The 'LIDS-iest' of the talks during the workshop was given by Partha Niyogi, who applied learning theory to language acquisition and evolution. The starting point for the talk was that the structure of all languages is the same except for certain parameters that may be set differently. The running example of a parameter was whether a language is head-initial or head-final. In English, the tree-structure of a sentence is something like this:
.
In Hindi-Urdu, the tree-structure is something like this:
.
As anyone familiar with graph theory knows, the two trees are the same, but are just drawn differently. How to draw the tree is the parameter.
As another example, consider the two sentences: (1) Norbert thinks that he is a genius; (2) Norbert thinks that himself is a genius. Sentence (1) is grammatical, but he cannot refer to Norbert. In sentence (2) himself refers to Norbert, but is an ill-formed sentence.

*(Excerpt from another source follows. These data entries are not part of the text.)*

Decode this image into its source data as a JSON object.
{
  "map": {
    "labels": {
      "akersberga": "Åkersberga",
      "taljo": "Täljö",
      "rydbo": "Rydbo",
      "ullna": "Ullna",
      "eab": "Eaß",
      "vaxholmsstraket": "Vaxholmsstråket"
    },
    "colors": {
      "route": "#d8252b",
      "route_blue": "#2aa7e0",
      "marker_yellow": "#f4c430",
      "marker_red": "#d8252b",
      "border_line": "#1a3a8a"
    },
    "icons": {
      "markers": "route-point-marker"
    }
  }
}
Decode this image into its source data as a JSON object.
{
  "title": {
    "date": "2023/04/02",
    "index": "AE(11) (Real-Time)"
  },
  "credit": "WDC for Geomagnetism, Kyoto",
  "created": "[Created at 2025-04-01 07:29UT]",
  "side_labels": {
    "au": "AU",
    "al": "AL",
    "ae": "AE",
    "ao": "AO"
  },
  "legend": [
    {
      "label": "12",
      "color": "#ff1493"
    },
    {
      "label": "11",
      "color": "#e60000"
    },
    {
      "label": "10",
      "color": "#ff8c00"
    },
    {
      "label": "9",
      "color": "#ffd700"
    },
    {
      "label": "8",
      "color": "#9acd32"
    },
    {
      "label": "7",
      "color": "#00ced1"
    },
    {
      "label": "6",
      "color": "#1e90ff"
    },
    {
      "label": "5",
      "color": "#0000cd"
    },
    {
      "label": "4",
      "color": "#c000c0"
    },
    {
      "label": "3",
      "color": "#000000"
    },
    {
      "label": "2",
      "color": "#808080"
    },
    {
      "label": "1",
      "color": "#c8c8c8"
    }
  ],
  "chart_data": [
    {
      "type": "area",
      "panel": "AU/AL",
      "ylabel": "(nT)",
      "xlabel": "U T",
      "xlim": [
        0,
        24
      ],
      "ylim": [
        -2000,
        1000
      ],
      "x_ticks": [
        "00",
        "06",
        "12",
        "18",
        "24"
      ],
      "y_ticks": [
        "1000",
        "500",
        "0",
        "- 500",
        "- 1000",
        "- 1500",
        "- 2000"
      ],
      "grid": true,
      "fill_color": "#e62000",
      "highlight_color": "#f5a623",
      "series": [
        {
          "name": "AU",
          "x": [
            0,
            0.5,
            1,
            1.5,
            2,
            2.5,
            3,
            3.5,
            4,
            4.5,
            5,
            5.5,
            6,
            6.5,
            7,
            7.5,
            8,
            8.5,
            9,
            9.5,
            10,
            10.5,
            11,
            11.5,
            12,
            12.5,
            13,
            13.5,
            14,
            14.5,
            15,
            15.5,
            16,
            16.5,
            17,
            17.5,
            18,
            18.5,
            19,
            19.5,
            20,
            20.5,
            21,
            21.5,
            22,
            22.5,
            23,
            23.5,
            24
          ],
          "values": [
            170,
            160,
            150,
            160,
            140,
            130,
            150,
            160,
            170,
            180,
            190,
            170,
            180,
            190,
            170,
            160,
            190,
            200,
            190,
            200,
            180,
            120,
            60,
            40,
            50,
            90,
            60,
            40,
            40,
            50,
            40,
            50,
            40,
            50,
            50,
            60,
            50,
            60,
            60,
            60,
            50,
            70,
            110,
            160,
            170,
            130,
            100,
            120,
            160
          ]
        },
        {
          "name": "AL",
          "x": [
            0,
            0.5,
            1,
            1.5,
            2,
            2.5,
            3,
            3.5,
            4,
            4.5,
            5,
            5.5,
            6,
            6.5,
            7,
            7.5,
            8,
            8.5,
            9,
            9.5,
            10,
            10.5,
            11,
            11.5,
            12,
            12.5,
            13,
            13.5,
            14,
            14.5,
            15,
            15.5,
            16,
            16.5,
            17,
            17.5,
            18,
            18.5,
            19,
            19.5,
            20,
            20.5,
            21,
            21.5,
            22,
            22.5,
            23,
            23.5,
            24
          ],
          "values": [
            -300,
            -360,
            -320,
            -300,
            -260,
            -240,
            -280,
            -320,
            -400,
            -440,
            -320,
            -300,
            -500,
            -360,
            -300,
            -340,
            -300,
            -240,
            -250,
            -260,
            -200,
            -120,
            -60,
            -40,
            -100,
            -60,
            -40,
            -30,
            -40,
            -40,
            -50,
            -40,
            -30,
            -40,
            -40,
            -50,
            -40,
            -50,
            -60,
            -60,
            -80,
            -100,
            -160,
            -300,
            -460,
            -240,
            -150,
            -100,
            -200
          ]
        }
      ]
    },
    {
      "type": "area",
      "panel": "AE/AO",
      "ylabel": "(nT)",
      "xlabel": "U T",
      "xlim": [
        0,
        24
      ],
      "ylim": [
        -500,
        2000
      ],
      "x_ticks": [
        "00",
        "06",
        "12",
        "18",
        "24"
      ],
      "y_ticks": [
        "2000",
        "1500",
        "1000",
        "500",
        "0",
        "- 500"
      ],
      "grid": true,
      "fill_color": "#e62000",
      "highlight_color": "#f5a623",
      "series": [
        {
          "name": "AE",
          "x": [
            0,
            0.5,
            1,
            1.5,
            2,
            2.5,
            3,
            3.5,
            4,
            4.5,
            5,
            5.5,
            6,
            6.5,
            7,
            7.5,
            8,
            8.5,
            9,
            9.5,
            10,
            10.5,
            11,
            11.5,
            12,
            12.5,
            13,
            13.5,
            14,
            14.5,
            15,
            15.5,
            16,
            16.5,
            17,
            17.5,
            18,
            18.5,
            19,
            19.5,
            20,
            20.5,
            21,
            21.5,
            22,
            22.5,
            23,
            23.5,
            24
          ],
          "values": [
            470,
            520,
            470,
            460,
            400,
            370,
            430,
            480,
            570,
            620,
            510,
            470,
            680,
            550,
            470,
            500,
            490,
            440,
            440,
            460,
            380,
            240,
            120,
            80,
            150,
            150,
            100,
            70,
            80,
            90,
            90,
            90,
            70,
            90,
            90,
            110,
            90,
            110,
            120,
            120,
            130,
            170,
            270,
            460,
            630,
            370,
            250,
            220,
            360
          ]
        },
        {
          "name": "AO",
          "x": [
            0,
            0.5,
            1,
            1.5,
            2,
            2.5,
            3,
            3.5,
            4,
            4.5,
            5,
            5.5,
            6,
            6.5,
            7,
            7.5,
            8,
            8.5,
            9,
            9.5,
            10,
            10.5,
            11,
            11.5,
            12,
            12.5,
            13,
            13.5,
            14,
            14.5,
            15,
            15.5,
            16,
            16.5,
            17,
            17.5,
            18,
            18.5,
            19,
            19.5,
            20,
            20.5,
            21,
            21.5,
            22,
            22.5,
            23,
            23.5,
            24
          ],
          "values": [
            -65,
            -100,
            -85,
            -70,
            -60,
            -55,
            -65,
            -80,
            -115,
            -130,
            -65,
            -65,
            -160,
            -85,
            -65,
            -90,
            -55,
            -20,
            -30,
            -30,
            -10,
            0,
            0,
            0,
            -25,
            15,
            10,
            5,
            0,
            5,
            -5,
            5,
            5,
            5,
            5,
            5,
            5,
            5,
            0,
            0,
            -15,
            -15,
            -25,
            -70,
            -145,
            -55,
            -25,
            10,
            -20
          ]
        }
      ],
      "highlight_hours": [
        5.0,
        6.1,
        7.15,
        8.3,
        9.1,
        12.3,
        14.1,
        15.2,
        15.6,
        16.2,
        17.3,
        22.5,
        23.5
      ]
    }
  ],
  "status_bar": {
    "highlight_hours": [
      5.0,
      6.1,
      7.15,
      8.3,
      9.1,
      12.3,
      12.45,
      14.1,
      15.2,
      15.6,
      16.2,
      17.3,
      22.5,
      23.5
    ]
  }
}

What we should really have is the sentence: (3) Norbert thinks that heself is a genius. A parameter called the nominative island condition prevents English from having a sentence like (3), but Chinese has the parameter set differently. In Chinese, the word taziji is used for heself.
Niyogi provided analysis which explains that if an ideal learning algorithm is used to learn from a heterogeneous population of speakers -- most with parameter setting A and a few with parameter setting A' -- a language can evolve very quickly from having parameter setting A to having A'. One such historical change was the conversion from Old English, a head-final language, to modern English, a head-initial language. Slides from a similar talk are available here.
If I were clever, I would now tie together the penultimate paragraph about ideal learning algorithms and the opening gambit about the bartender. However, how to do so is an open problem.